Part III Harness Engineering - AI Agent Engineering in Practice: Prompt / Context / Harness Engineering

Part III Harness Engineering

Even when Prompt and Context are stable, an AI agent can still fail. It can stop before verification, cross a permission boundary, repeat the same failed move, or lose state in long-running work. Harness Engineering is the work of designing execution boundaries, verification, restart, and operating rules so the work can be closed safely.

Role of This Part

This part mainly targets breakage and early stopping. Without a designed execution flow, verification harness, restart protocol, and review budget, the AI agent produces many partial diffs but does not reliably finish the job.

Harness Engineering builds in this order.

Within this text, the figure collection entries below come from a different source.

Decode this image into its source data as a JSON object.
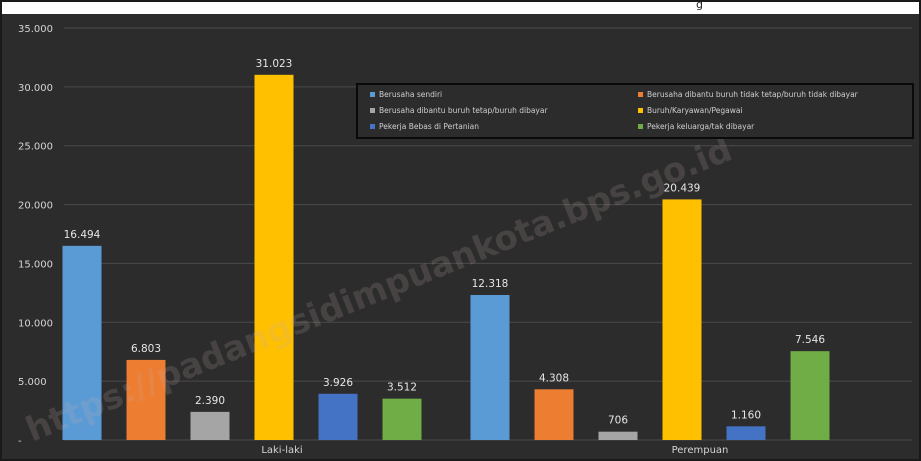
{
  "title_fragment": "g",
  "watermark": "https://padangsidimpuankota.bps.go.id",
  "chart_data": {
    "type": "bar",
    "categories": [
      "Laki-laki",
      "Perempuan"
    ],
    "series": [
      {
        "name": "Berusaha sendiri",
        "color": "#5b9bd5",
        "values": [
          16494,
          12318
        ],
        "labels": [
          "16.494",
          "12.318"
        ]
      },
      {
        "name": "Berusaha dibantu buruh tidak tetap/buruh tidak dibayar",
        "color": "#ed7d31",
        "values": [
          6803,
          4308
        ],
        "labels": [
          "6.803",
          "4.308"
        ]
      },
      {
        "name": "Berusaha dibantu buruh tetap/buruh dibayar",
        "color": "#a5a5a5",
        "values": [
          2390,
          706
        ],
        "labels": [
          "2.390",
          "706"
        ]
      },
      {
        "name": "Buruh/Karyawan/Pegawai",
        "color": "#ffc000",
        "values": [
          31023,
          20439
        ],
        "labels": [
          "31.023",
          "20.439"
        ]
      },
      {
        "name": "Pekerja Bebas di Pertanian",
        "color": "#4472c4",
        "values": [
          3926,
          1160
        ],
        "labels": [
          "3.926",
          "1.160"
        ]
      },
      {
        "name": "Pekerja keluarga/tak dibayar",
        "color": "#70ad47",
        "values": [
          3512,
          7546
        ],
        "labels": [
          "3.512",
          "7.546"
        ]
      }
    ],
    "yticks": [
      0,
      5000,
      10000,
      15000,
      20000,
      25000,
      30000,
      35000
    ],
    "ytick_labels": [
      "-",
      "5.000",
      "10.000",
      "15.000",
      "20.000",
      "25.000",
      "30.000",
      "35.000"
    ],
    "ylim": [
      0,
      35000
    ],
    "grid": true,
    "legend_position": "top-right"
  }
}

Fix start conditions, permissions, and done criteria with a single-agent harness
Bundle tests, CI, evidence, and approval into a verification harness
Split long-running and multi-agent work into restartable units
Move the whole system into a team operating model

Artifacts Added in This Part

By the end of this part, the reader will have at least the following artifacts.

runbook
permission policy
done criteria
verification checklist
evidence bundle
restart protocol
feature list
operating model
metrics

The goal of this part is not raw speed. It is to let the AI agent work without breaking the repo, stopping in the wrong place, or handing off an unreadable partial state.

Chapter Map

CH09: define the single-agent harness
CH10: build the verification harness
CH11: handle long-running tasks and multi-agent work
CH12: define the operating model and organizational adoption path

The first two chapters focus on execution and verification. The last two chapters focus on restart and operation. Only at this point do Prompt and Context turn into work that can close safely in practice.

What You Should Be Able to Do by the End of This Part

By the end of this part, the reader should be able not only to start AI-agent work, but also to verify it, stop it at the correct boundary, and finish it in a handoff-ready form. The appendices and backmatter then collect the templates, glossary, and re-reference artifacts needed to reuse that system.